Tough modelling choices - UICrail/SemanticRSM GitHub Wiki

Here, we collect some common modelling choices to which there is no definite answer, just hints, pre-guidelines, so to say.

Properties vs. Subclasses

There are railway vehicles, all of class VEHICLE. Vehicles:

  • may carry passengers, freight, other payloads, or no payload at all: 2^3 = 8 possible combinations;
  • may be powered or not: 2 options that are independent of the above.

Bottom line, you are faced with 2^4 = 16 combinations of properties.

Traditionally, some combinations are associated with a name, for instance:

  • no payload + powered = locomotive (EN, FR) or Lokomotive (DE);
  • passengers + powered = railcar (EN), autorail (FR) and sometimes Schienenbus (DE) if it runs on two axles, all compound terms using a name borrowed from a road vehicle and implying a single carbody, assigned to circulation on rails;
  • passengers + no power = coach, or passenger carriage, or sometimes trailer (EN), voiture or sometimes remorque (FR), Personenwagen (DE);
  • freight + no power = wagon (EN, FR), but Güterwagen (DE) and carro merci (IT), the latter two actually being compound names (vehicle + type of load).

When such combinations have a name, this suggests that people (professionals, users, trainspotters) would also think in these categories. Defining classes that reflect such known combinations helps reading and using the model. This is the mechanism dubbed "attributes make new subclasses" as found in Andreas Thalhammer's publication, 2021. Recently, the term folksonomy has been coined for designating taxonomies built under an informal tagging process.

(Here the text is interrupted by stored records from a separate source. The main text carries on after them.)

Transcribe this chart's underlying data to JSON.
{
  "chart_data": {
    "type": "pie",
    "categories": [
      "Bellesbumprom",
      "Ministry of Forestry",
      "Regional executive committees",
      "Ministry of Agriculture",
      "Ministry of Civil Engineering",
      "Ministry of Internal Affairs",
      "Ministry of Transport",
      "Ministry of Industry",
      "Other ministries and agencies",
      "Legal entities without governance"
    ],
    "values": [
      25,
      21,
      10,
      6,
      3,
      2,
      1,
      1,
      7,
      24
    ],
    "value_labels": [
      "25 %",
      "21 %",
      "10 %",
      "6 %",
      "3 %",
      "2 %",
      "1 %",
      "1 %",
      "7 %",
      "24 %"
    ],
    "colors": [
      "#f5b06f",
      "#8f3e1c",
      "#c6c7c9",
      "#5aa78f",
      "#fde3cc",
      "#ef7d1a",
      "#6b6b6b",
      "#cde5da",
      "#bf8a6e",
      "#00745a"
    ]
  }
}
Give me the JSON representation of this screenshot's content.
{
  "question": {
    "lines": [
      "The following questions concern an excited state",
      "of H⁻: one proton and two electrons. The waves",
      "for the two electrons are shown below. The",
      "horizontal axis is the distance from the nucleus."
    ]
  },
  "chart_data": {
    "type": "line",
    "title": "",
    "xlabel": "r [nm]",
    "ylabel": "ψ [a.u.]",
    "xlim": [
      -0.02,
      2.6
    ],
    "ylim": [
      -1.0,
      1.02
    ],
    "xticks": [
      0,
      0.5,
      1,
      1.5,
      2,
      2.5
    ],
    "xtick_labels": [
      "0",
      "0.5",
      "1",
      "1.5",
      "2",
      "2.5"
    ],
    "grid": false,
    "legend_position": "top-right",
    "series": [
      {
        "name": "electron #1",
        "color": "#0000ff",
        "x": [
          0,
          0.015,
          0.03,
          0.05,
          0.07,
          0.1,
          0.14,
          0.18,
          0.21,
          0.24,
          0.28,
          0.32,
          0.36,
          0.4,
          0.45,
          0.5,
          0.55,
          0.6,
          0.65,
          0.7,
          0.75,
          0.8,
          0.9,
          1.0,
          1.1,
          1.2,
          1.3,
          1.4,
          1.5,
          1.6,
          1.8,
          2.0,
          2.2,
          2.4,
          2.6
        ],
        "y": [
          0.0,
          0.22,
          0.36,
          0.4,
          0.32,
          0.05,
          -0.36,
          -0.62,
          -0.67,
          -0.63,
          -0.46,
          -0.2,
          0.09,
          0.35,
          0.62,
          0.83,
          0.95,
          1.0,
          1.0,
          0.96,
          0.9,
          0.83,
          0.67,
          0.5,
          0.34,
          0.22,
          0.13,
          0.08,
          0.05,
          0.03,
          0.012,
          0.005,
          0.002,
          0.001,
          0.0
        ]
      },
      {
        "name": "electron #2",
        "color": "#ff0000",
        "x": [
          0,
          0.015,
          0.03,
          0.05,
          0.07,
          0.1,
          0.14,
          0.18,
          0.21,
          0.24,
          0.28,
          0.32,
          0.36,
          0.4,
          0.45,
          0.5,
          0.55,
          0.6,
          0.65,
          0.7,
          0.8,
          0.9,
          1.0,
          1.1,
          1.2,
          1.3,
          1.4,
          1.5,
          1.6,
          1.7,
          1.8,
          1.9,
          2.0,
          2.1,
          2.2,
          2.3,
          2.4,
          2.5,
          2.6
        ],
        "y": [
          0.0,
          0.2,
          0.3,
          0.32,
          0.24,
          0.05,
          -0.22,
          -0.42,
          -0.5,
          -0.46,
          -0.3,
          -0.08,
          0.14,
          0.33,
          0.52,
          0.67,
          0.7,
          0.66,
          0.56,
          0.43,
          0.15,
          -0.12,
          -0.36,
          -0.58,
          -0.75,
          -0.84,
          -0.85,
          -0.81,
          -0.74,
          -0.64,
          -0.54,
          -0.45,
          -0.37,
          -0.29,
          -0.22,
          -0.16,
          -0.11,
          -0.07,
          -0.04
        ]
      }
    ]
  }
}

A mechanism is not a magic recipe. Some polishing of the vocabulary (such as the preferred label for each class) will always be needed, as the example shows.

Given the number of possible combinations, creating and naming each resulting class may add many pages to the dictionary and confuse users. Please consider that we did not even mention vehicle combinations: "multiple units", what a strange term by the way. And we also did not mention the power supply variants. For instance, SNCF went creative by calling multiple units that are both electric and diesel "amphibious", a tribute to endangered salamanders.

So yes, an option would be to define subclasses of VEHICLE when there are common terms to name them, because that's how professionals talk and, ultimately, think. This means that vehicles sporting other combinations of properties might be represented by plain instances of VEHICLE, plus the properties of interest. Another possibility is using and instance of a subclass and add the property, such as "a coach that has a driving desk" that may or may not be important enough for being identified as a subclass. For SNCF, coaches with driving desks were important enough, apparently, to get their own designation "remorque de réversibilité".

From a modelling perspective, there is a lack of homogeneity - so what? models have no "rules". The model maintainability is not affected (you can still add as many properties you want at VEHICLE or at subclass level without risking an oversight). Machines will be able to exploit its instances: it is easy to assert, once and for all, that "X is a coach entails that X can carry passengers", and "X is a vehicle with passengers and no power entails that X is a coach"; SHACL shapes may enforce the latter rule at data provision level, so data homogeneity is maintained.

Whether such lack of homogeneity would affect, positively or negatively, execution time or memory footprint is a premature question - we are at platform-independent level here. And in this particular case, the answer will heavily depend on use cases, so why bother?